Standpunkte

In der Gemeinde Lüdersdorf hat sich rechtzeitig vor der Kommunalwahl am 26. Mai eine neue Wählergemeinschaft gegründet. Ihr Name ist Programm: „Die Initiative für eine ökologische und soziale Politik in der Gemeinde Lüdersdorf“, kurz die „Initiative“, setzt sich für eine stärkere Gewichtung von Umweltthemen, für soziale Gerechtigkeit und gegen „Hinterzimmer-Politik“ in der Gemeinde ein.

Sieben Frauen und drei Männer bewerben sich auf der Liste der „Initiative“ für einen Sitz in der Gemeindevertretung. Sie üben unterschiedlichste Berufe aus und wollen sich vielfältig in die Gemeindearbeit einbringen. Unterstützer und Gründungsmitglieder der „Initiative“ kommen aus allen Ortsteilen der Gemeinde und decken ein Altersspektrum von derzeit 14 bis 67 Jahre ab.

Auf Listenplatz 1 und als Bürgermeisterkandidatin haben die Mitglieder Petra Zacharias gewählt. Die 56-Jährige aus Herrnburg gehört seit 2014 der Gemeindevertretung an. Als parteilose Bürgermeisterkandidatin erhielt sie bei der Wahl vor fünf Jahren knapp 45 Prozent der abgegebenen Stimmen. Am 26. Mai stellt sie sich nun ein zweites Mal zur Wahl.

 
Transparenz und Mitgestaltung
 

Ein wichtiges Ziel der von ihr mit gegründeten „Initiative“ formuliert Petra Zacharias so: „Die politischen Entscheidungen, die auf kommunaler Ebene getroffen werden, betreffen die Bürgerinnen und Bürger direkt. Deshalb wollen wir, dass diese Entscheidungen transparent und nachvollziehbar zustande kommen.“

Petra Zacharias und ihre Mitstreiterinnen und Mitstreiter wollen in der Gemeindevertretung über Partei- und Fraktionsgrenzen hinweg sachlich und konstruktiv arbeiten.

„Auch für interessierte Bürgerinnen und Bürger muss es möglich sein, an den Sitzungen der Gemeindevertretung teilzunehmen und bei Themen, die ihnen wichtig sind, mitzureden und sich einzubringen.

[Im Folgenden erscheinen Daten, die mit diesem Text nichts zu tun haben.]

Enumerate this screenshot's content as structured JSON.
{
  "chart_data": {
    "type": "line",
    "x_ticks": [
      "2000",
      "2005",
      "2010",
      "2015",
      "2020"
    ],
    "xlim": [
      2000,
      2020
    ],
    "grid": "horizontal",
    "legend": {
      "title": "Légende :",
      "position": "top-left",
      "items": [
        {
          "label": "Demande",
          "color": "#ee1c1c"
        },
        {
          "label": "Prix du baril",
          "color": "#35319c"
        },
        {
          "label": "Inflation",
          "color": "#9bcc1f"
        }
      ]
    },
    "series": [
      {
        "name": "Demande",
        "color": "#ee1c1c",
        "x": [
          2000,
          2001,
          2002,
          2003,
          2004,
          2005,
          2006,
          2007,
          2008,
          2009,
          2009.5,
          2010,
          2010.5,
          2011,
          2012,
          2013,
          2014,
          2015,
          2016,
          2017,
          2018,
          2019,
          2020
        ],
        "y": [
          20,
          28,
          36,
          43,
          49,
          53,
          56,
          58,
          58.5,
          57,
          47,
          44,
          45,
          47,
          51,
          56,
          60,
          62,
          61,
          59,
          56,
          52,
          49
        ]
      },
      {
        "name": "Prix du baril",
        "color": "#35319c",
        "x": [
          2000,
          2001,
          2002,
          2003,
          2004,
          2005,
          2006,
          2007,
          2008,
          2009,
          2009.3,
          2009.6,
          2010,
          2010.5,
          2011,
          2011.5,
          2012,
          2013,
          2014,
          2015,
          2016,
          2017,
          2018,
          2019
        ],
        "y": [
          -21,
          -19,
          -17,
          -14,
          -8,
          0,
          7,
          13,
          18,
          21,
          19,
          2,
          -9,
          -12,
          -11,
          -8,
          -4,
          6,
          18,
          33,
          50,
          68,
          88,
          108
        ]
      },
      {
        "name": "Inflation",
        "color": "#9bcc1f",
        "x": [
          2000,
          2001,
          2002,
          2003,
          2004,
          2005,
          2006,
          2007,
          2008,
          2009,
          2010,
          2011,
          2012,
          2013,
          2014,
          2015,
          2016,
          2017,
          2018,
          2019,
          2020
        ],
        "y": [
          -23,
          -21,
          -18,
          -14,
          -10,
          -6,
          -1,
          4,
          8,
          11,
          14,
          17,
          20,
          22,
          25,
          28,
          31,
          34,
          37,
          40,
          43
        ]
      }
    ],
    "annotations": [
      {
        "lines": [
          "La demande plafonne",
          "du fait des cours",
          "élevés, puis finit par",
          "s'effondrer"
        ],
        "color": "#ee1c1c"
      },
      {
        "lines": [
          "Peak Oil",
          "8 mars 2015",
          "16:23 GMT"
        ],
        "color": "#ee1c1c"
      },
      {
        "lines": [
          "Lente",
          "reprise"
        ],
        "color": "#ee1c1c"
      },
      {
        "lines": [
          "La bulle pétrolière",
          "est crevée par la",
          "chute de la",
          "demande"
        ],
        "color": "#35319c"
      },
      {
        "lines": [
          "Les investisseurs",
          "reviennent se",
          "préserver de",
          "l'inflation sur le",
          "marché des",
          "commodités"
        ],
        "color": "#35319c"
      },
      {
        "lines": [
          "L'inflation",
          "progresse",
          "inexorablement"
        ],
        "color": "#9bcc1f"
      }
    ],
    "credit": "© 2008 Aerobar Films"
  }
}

Deshalb wird eine Änderung der Hauptsatzung angestrebt, mit der die Bürgerinnen und Bürger Rede- und Fragerecht, auch zu Punkten auf der Tagesordnung bekommen.“

 
Förderung der Umwelt und der dörflichen Strukturen
 

Ein weiterer Schwerpunkt ist der Erhalt und die Förderung der Umwelt und der dörflichen Strukturen. Kandidatin Nina Strugalla dazu: „Es ist nicht richtig, die Politik des Wachstums ohne Augenmaß weiter voranzutreiben. Die Gemeinde ist in den letzten 30 Jahren erheblich gewachsen. Jetzt müssen Maßnahmen ergriffen werden, die unsere Gemeinde als lebendigen und lebenswerten Ort erhalten und gestalten.“

Dazu gehört laut „Initiative“ unter anderem eine vernünftige Radwege-Anbindung aller Ortsteile, Nahverkehrslösungen und Carsharing, zu dem es in Palingen bereits durch die Kandidatin Alexandra Stauvermann eine Bedarfserhebung mit konkreten Ideen zur Umsetzung gibt.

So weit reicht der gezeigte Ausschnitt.